A very characteristic expressions of anxiety in kids, is selective mutism – a situation in which a
child is unable to speak and communicate effectively in certain social settings. Why does this
happen and how can this be treated using canine assisted therapy?
What is Selective Mutism?
Selective Mutism is a phenomenon where a child who is capable of normal speech, doesn’t talk
for a month or more in social situations where he is expected to speak, such as at school or in the
company of adults. This disorder harms not only their social communication with their peers, but
also their academic achievements. Selective mutism is associated with social anxiety, when the
only communication that a child or a teenager has with his peers is through the computer or the
cellular phone. In this way children can lose their ability to read facial expressions, body
language and social codes.
Therapeutic dog training
The method of therapeutic dog training on the ranch, is based on the canine assisted therapy used
abroad.

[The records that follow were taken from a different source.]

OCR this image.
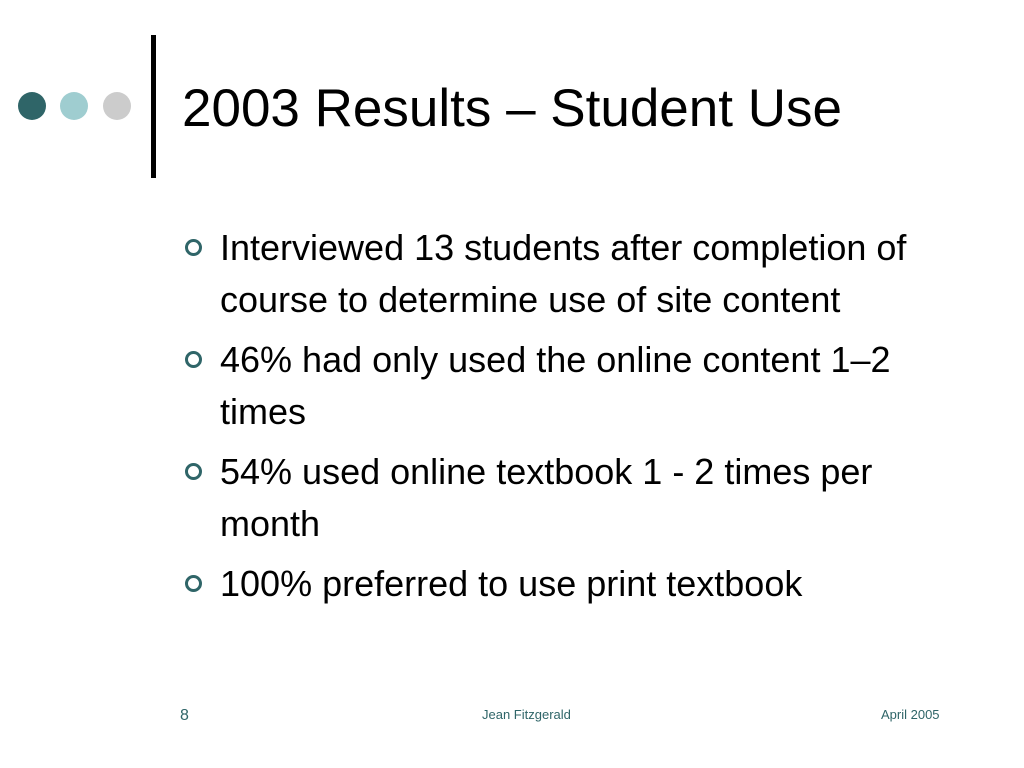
2003 Results – Student Use
Interviewed 13 students after completion of course to determine use of site content
46% had only used the online content 1–2 times
54% used online textbook 1 - 2 times per month
100% preferred to use print textbook
8	Jean Fitzgerald	April 2005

This model focuses on empowering the existing abilities of a child with the help of the
dog and the therapist. The child projects his difficulties onto the dog, saying for example, that the
dog is sad, when he himself feels sadness, and thereby manages to create a significant
relationship whereby he has control of the connection. The non judgmental therapeutic
environment enables the patient to feel confident and allows him to express himself and thereby
empowers the process of reversed roles between the patient and the dog, where the patient
becomes the therapist.
Today, the Center treats over 3000 children a year using Therapeutic Dog Training, amongst
them children who are dealing with many different difficulties, including attention disorders,
autism, social anxieties etc. All of the therapists at the ranch are graduates of the professional
course for Canine Assisted Therapy.
Case Studies – Dealing with Selective Mutsim with the help of Canine Assisted Therapy
Liat Sharon is a senior instructor at the center and intern coordinator for the Center’s Therapeutic
Dog Trainers. She tells the story of Sela (a fictitious name), who arrived at the Center for
therapy. “Sela arrived at the Center at the age of five, with a diagnosis of Selective Mutism for a
year. His parents talked about a charming and sensitive child who suffers from terrible social
anxiety. The parents expressed concern regarding the transfer to first grade, and how he would
handle the system and the companionship of the children. Before the first session, we went
together to choose the dog he would prefer to work with. Sela chose Shoko, a small delicate dog,
fairly old who best expressed his feelings. We went back to the therapy room with Shoko and I
suggested a chair for Sela to sit down, but he chose to sit on the floor. All his actions pointed to
his wish to limit his visibility in the eyes of the world, starting from his lack of speech, and
through his choice of therapeutic dog. Eventually he opened up to Shoko, who gave him plenty
of love, Sela brushed and fed him, took him for walks and gave him a lot of love. His parents
told us that Sela had begun to communicate with children at kindergarten and with the adults
who visited the family’s home.
At the beginning of the year, Sela succeeded in integrating into the new school easily, forming a
connection with his new teacher and even making social contact with children in his class. Over
time I saw a noticeable improvement in Sela’s training abilities and I suggested that he help me
train one of the female dogs in the Kennel”. The change Sela went through from the start of his
therapy and to date, is huge and obvious to everyone around, and we continue to support Sela
and his family to this day.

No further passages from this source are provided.